Ann: I've heard of these parts being pretty brittle in certain applications. So yeah, it probably warrants skepticism at this point.

Mike: And the price? And it's a very slow process... And the welds were all--at least on this bike I saw on YouTube [it's a bike by Sturdy Cycles]--the welds were all straight around the tube.

Ann: Oh!

Mike: So, that's a stress concentration. You kind of want the welds, the way that old-fashioned lugs have the points, to spread out the stress. And none of the 3d printed titanium lugs had that feature. It was all just cut-off straight. So it really wants to break at the welds right there.

Ann: That brings me back to an earlier topic, can you clarify the construction of the chain stay lugs on your SlingShot and other bikes?

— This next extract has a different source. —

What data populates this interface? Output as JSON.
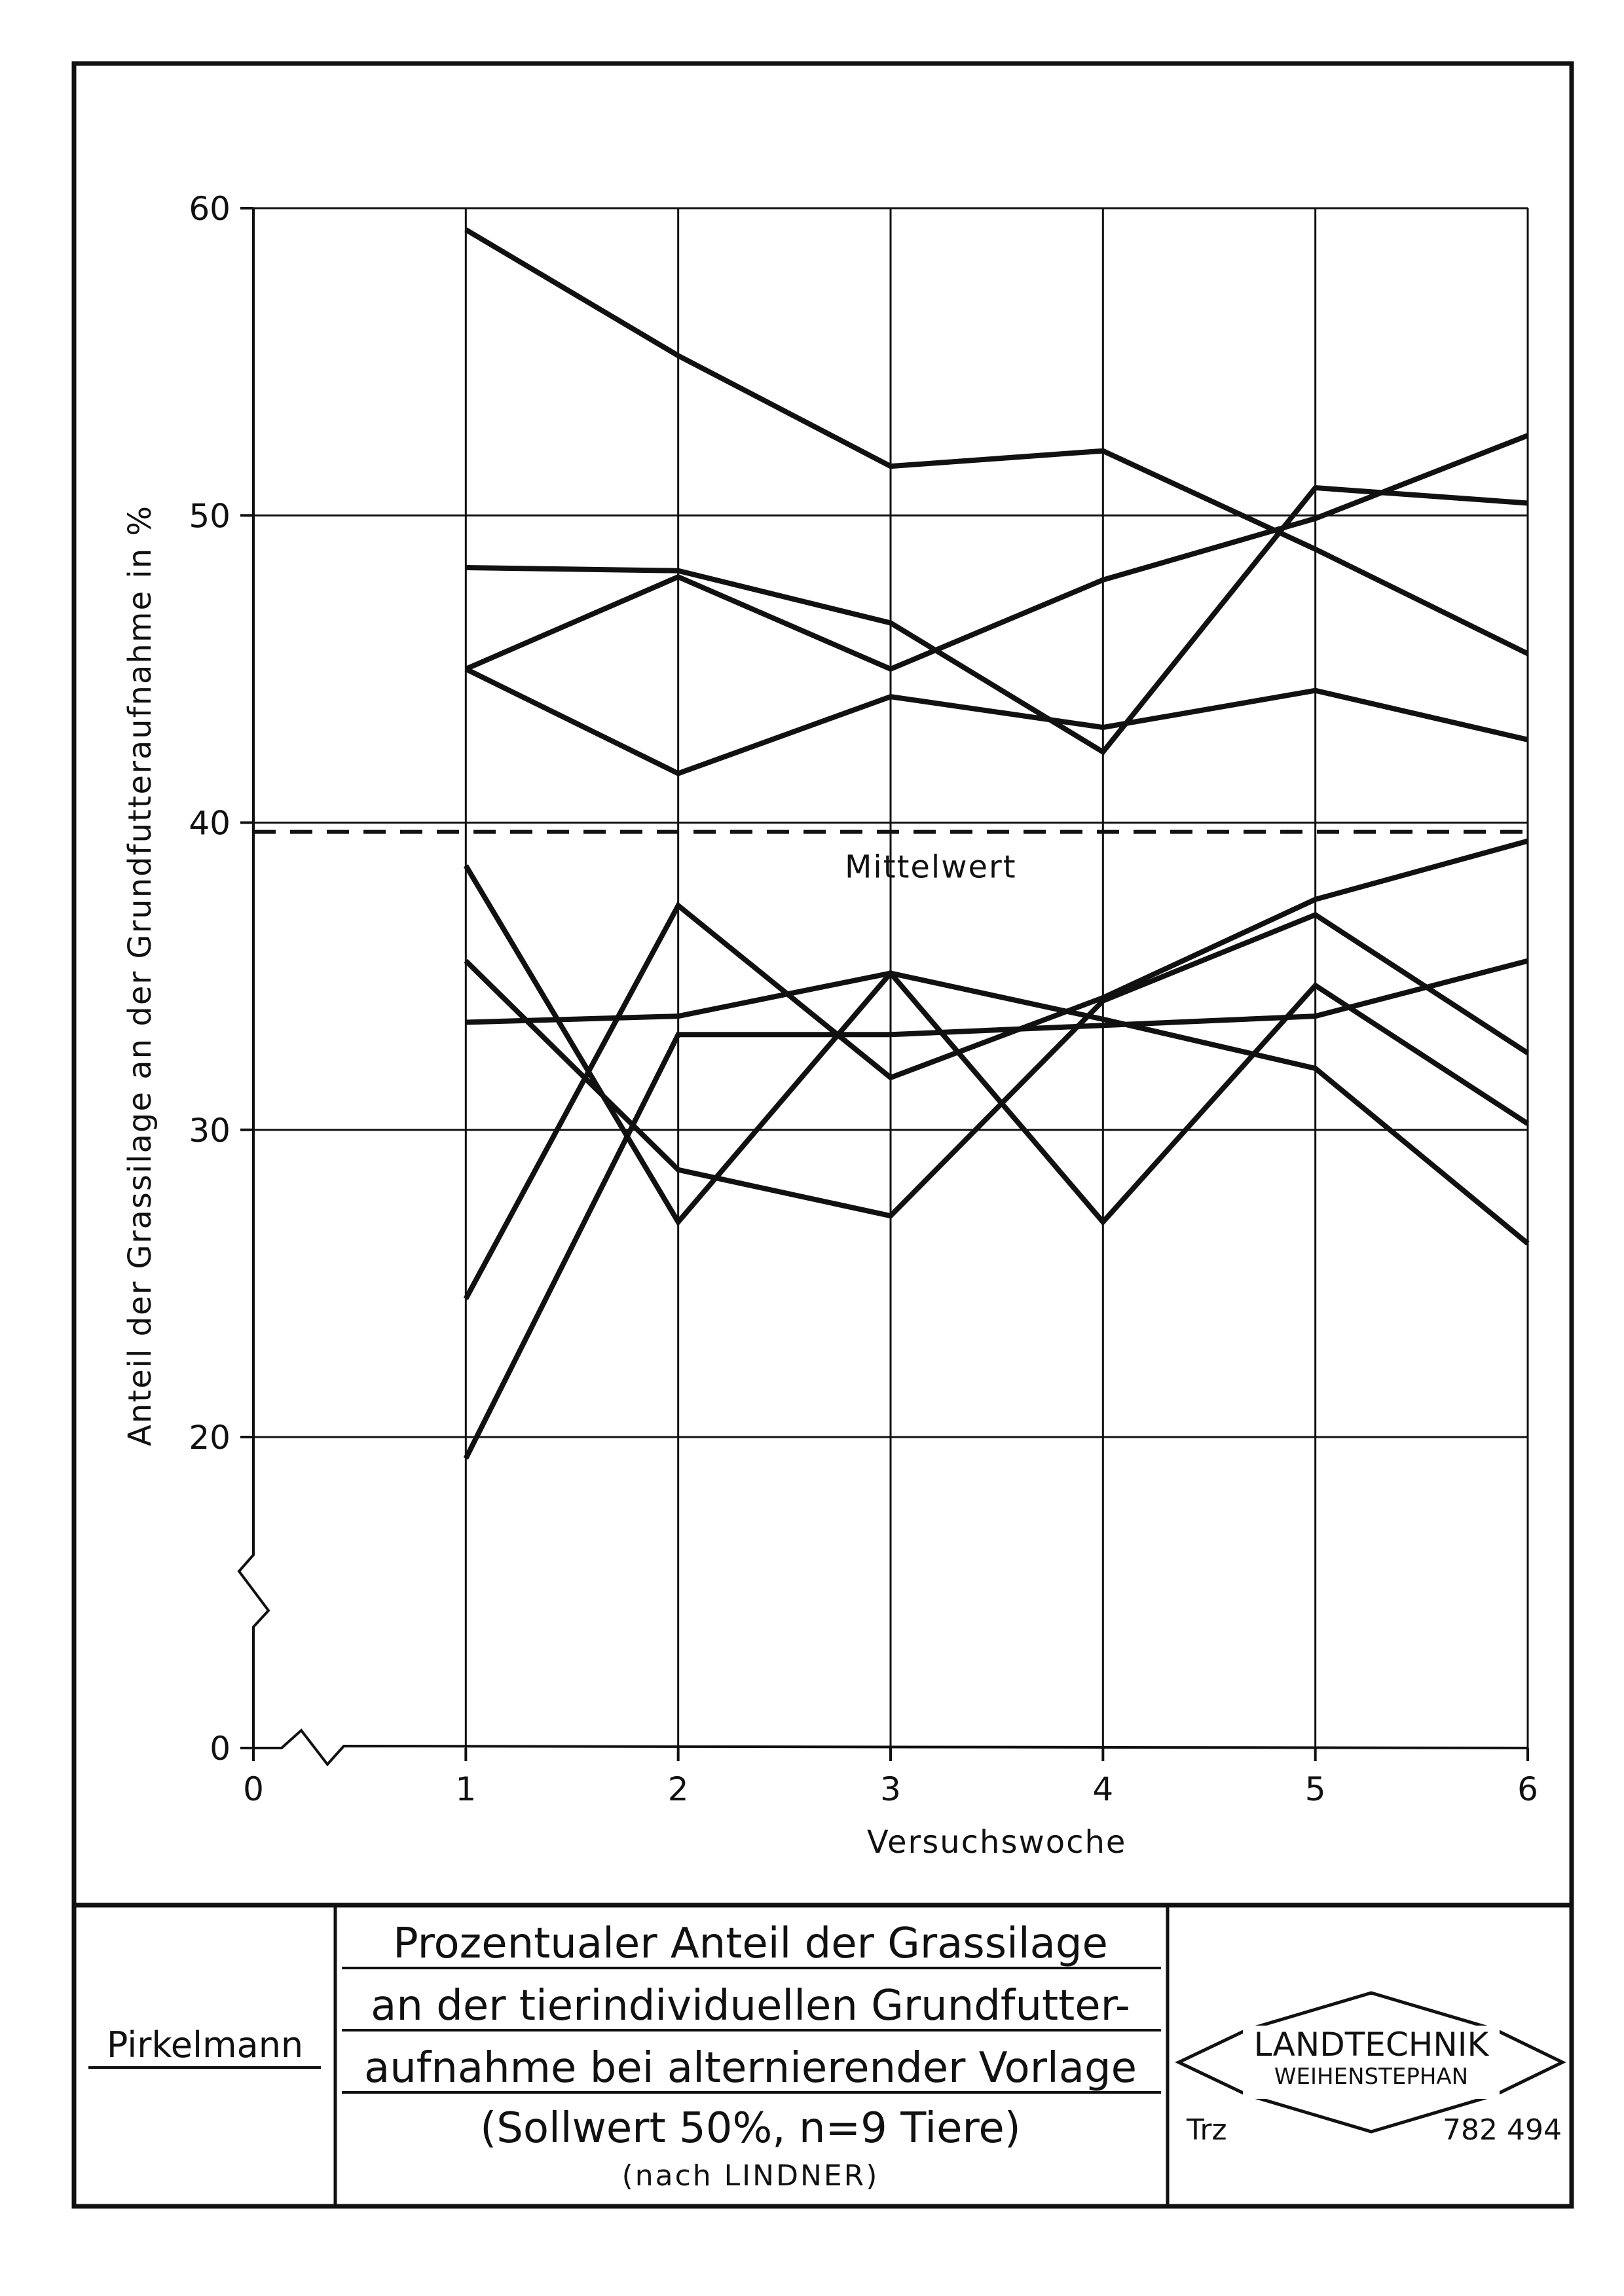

Mike: Yeah I always did that. I built all my frames like that because I was tired of repairing Merlins, which always broke at the chain stay bridge. So I said, ok, I'll just leave out the chain stay bride, so it'll break somewhere else. [chuckles]. So instead I used, um... 7/8, 16th-wall? for these little three-to-four inch long lugs. And I cut them off, with the lug shape like we were talking about, with the point. And what you do is you stick in that ¾ tubing, that's the chain stay, that fits perfectly inside that tube, and then you squish it in a vise so it's ovalized, and then weld it.

Ann: And you just weld right along the lug edge? I see.

Mike: Yes, just a minimal weld there. Titanium frames really want to break right there. We made them too light at first. At first we thought seat tubes can't break. It could be a light as you could possibly make it and there's no stress in the seat tube, so it won't break. Well that was wrong.

Ann: I think that's all the questions I have for now! Thank you so much for talking with me about this stuff!

Mike: Sure thing, it's fun to talk about.